You’d be hard-pressed to come away from a conversation with Debbie Barrett-Jones, 36, without feeling ready to tackle every dream you’ve ever had.
Barrett-Jones is a weaving artist whose work ranges from large-scale two-dimensional weavings to wearable pieces like scarves and shawls, all made from hand-dyed yarn. She’s currently creating a triptych art piece for Lead Bank in the Crossroads. It’s an opportunity that came after Josh Rowland, the bank’s vice chairman, heard her give an inspirational talk at an
ArtsKC breakfast.
The breakfast was in October. By January, Barrett-Jones was brainstorming, and at the end of April the installation will be completed. She’s revisiting an old concept, a project she made two years ago with varying shades of blue and a bold gold that she sold before she was totally ready to part with.
“I don’t want to hold onto my work necessarily,” Barrett-Jones says, “But there was something visually compelling in that with the colors that I just wanted more time to look at it.”
Barrett-Jones originally planned to be a nurse, but soon after starting the program her gut told her it wasn’t the right path.
“I looked at it as a failure that I couldn’t do it,” she says.
She worked at an adult day care while her husband went through school, and later — at the insistence of her older sister, a Kansas City Art Institute graduate — applied to KCAI herself.

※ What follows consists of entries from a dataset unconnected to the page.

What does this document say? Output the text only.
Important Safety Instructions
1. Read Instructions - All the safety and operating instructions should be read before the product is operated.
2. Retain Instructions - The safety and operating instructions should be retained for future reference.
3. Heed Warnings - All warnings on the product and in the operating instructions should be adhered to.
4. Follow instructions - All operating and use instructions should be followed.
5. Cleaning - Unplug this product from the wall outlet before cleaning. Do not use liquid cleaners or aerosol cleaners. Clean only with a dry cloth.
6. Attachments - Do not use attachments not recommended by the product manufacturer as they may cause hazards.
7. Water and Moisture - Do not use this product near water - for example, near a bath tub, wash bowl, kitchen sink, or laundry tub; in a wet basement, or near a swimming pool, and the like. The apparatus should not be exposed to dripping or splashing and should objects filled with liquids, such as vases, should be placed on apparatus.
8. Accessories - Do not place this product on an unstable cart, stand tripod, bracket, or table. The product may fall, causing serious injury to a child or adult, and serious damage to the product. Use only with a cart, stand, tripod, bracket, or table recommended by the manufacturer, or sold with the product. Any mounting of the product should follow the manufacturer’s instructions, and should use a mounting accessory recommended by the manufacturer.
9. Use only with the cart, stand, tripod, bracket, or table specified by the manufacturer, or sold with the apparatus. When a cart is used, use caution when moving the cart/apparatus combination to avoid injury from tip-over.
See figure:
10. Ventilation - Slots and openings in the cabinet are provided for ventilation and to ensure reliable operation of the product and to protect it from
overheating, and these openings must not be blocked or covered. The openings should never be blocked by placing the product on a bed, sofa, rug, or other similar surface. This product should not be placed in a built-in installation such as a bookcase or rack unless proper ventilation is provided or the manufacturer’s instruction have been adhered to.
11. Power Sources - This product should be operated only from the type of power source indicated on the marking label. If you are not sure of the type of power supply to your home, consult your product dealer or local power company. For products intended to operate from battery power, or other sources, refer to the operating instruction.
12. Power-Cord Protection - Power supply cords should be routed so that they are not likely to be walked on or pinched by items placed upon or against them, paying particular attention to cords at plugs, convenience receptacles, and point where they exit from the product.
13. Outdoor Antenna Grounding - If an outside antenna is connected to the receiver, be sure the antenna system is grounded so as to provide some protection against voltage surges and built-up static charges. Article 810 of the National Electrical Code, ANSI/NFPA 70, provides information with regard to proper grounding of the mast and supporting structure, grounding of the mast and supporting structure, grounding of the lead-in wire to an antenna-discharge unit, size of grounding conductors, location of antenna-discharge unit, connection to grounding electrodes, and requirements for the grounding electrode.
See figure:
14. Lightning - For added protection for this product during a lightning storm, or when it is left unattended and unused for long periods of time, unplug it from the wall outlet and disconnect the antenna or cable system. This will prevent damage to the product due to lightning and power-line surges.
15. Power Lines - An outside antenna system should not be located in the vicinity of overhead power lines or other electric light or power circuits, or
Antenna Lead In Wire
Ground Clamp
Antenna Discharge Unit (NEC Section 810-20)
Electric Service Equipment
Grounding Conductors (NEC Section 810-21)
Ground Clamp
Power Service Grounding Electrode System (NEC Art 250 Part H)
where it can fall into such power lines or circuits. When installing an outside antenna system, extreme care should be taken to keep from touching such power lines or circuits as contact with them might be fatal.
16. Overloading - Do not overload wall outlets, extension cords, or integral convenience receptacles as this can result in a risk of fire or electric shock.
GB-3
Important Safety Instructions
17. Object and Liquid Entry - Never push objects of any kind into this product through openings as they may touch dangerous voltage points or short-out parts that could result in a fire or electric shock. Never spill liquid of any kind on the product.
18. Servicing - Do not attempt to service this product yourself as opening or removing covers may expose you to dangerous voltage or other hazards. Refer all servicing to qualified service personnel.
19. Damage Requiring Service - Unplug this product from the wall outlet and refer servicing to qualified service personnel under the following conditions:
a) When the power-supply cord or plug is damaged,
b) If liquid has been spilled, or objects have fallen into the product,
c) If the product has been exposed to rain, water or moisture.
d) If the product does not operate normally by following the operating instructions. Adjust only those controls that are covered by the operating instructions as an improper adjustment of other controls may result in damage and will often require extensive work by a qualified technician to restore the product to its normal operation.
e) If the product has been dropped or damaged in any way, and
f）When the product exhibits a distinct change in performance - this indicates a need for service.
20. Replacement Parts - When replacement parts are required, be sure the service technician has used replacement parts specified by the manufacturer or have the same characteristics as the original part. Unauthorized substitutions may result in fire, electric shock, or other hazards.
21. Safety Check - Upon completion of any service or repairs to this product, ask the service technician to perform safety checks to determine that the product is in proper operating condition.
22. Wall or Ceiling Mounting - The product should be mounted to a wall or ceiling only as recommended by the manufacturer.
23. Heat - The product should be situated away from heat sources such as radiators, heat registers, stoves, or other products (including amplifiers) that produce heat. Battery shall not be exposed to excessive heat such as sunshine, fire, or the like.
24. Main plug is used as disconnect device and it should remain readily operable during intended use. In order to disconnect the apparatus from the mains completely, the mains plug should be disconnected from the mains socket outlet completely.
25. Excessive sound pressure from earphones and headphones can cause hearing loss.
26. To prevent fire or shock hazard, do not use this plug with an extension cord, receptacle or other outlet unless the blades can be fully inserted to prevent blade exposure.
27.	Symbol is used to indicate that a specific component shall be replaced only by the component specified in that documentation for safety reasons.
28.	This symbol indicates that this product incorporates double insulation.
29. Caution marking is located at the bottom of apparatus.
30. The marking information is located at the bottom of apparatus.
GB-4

“Then all of a sudden I was in art school and loving everything I was doing,” she says. “I just loved pretty much every moment. And when people complained about it, I was just like: ‘You have no idea. This is amazing.’ ”
She received her first commission during her sophomore year for a piece to go in Community Christian Church, which is near the Country Club Plaza and was designed by Frank Lloyd Wright. When she graduated, her first daughter, now 9, was 4 months old. She now has another child, also a girl, but in between daughters she had a miscarriage.
“Through that I realized how much weaving and the process of weaving just has really helped me get through a lot and heal through a lot,” Barrett-Jones says. “While I was going through the healing process, I got a commission from Children’s Mercy Hospital. … I used it as a tool.”
Her artwork went into the only hospice room in the hospital, just off of the chapel.
“I was meant to do that to help bring some sort of comfort to people in a hospital setting with my artwork in this space, in this time.”
Her desire for her work to bring peace and comfort isn’t at odds with a bank setting, she says.
“A bank, you know, it’s not a place I like going to. I have the worries of: ‘Can I make it this month? Am I successful?’ All of those worries at a bank that can be happening, and so if I can allow those people just to have a moment of peace by looking at something visually pleasing to the eye, that’s what I would like.”
The process brings that sensation to herself as well.
“Thread by thread, color by color, you get to make a piece of fabric using your arms and your legs, and hearing these sounds of the loom. It’s really therapeutic and satisfying.”
Barrett-Jones is planning to work outside her home for the first time in May, when she’ll be opening a studio with Amina Marie Millinery, a textile artist, at 63rd Street and Holmes Avenue in Brookside. She has a solo show coming up in the fall at the Leedy-Voulkos Art Center.